Emails and comments from track and field athletes begin to flow in, calling the story inaccurate, in bad taste and poorly timed. In one case, an athlete proceeded to critique the layout of the sports section, too, in frustration.

Co-captain Will Eggers tweets, “Gotta stop letting people be ‘journalists’ and write this stuff called ‘news’ sh-t is too twisted nowadays , all that media sh-t needs to be run by AI #realtalk #soldoutjournalists.”

Typos and profanity aside, it’s the first time my reporting has, to my knowledge, made someone publicly proclaim that artificial intelligence should take over my job.

I’ve seen and heard about this type of rhetoric toward national media, but it hits you with a different shock when it happens to you, especially as a 21-year-old journalism student going into sports journalism. You don’t expect it from a fellow student at a university that emphasizes the need for us to be “men and women for others.”

It wouldn’t be fair to mention the outspoken critics of the story without bringing up the persistent supporters of the story. As I stand in shock of Eggers’ tweet, I call a close friend who helps me process the situation. She then publicly stands by my reporting in a series of tweets. My managing editors offer their support via text messages. I’m lucky and proud to call all three of those people my colleagues and friends.

Mentors from as far away as Connecticut and faculty from across the College of Communication also lend incredible support. That includes a former Pulitzer winner.

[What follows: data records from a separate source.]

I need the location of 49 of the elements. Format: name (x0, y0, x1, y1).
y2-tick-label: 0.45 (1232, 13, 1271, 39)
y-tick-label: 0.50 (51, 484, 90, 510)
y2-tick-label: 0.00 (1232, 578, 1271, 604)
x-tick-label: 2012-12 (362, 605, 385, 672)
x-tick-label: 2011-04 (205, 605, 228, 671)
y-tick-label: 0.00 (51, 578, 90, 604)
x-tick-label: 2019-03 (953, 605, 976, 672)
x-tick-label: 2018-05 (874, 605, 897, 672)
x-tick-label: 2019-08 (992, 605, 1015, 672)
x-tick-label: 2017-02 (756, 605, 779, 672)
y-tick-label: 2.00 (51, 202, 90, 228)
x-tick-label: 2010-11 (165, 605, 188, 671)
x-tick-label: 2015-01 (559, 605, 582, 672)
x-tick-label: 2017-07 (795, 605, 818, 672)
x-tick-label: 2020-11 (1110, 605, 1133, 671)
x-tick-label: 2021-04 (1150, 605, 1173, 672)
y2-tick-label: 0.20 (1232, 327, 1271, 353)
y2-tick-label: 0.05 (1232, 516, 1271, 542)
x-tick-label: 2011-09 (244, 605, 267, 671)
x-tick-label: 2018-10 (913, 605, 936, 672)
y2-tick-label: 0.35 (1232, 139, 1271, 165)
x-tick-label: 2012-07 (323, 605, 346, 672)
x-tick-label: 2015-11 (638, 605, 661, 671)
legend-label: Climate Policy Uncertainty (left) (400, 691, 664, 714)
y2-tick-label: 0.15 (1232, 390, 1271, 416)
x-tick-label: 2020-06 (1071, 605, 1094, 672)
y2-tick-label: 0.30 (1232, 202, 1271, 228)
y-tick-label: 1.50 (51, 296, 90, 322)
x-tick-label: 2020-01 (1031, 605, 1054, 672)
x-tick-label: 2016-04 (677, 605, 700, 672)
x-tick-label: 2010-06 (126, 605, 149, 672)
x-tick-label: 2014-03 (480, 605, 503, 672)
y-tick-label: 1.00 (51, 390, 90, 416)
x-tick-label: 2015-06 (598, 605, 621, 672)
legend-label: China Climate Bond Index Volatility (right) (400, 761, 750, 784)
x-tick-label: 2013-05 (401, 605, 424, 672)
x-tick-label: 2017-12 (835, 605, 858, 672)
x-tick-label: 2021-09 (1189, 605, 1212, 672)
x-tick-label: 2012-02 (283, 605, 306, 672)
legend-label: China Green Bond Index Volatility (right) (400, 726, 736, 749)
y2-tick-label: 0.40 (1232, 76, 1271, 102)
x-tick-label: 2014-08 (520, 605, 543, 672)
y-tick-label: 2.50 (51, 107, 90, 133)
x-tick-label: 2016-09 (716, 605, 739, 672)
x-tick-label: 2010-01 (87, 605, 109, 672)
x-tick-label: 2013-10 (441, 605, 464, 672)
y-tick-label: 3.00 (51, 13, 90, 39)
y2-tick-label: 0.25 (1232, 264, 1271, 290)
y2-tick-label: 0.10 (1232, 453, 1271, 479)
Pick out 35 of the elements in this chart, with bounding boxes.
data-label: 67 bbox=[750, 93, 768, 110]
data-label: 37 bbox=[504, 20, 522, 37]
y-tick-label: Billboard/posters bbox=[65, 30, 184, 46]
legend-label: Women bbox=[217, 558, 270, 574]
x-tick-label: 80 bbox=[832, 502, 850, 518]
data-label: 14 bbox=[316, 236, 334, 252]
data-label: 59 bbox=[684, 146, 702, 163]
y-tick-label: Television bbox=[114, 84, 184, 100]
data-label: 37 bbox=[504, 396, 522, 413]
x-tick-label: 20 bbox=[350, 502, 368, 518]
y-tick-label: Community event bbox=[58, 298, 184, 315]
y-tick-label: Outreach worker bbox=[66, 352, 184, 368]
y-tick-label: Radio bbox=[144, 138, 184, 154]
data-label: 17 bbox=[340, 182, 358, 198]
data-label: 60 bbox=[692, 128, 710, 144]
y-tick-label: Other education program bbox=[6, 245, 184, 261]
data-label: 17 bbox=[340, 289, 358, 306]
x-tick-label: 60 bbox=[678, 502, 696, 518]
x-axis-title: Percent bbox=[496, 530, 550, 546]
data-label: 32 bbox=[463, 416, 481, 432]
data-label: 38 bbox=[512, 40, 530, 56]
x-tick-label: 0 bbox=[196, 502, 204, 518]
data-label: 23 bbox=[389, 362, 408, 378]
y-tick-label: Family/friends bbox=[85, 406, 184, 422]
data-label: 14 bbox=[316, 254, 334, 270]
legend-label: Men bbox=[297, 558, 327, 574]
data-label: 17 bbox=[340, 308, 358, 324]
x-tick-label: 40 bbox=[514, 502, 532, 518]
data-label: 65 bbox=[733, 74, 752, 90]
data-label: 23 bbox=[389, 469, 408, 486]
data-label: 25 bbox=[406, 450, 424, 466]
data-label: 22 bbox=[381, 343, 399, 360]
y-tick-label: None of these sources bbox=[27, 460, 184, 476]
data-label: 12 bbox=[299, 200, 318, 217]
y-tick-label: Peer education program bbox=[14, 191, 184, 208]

These types of incidents are becoming increasingly commonplace. As I walk through the Baton Rouge airport last August, I see a bright, prominently-displayed T-shirt saying “FAKE NEWS.” Ironically, it’s in a CNBC store. Even a store with a media outlet on its name has bought into this rhetoric.

Good student journalism doesn’t happen in a vacuum. It happens with an organization. And nowadays, it’s needed more than ever to hold those making important decisions accountable.

Stories like this one can have a positive impact on their program in the long run. The “Track transfer speaks out” text on the front of every Tribune may sting for the track and field program, but if that means a future transfer at Marquette or any other school doesn’t have to go through the process that Monique Felix went through, isn’t that a thing to celebrate?

Even if Marquette Athletics decides not to change its transfer policy, citing how it’s the way of the world in collegiate athletics, that story could allow a future transfer to at least be aware of the impending consequences of his or her decision.

Many people associate student sports journalism with just game recaps, preview and fluffy features. But collegiate athletics benefit from investigative work in the long run. It holds them accountable and can, when athletic departments listen, lead to real change — change that impacts students’ lives.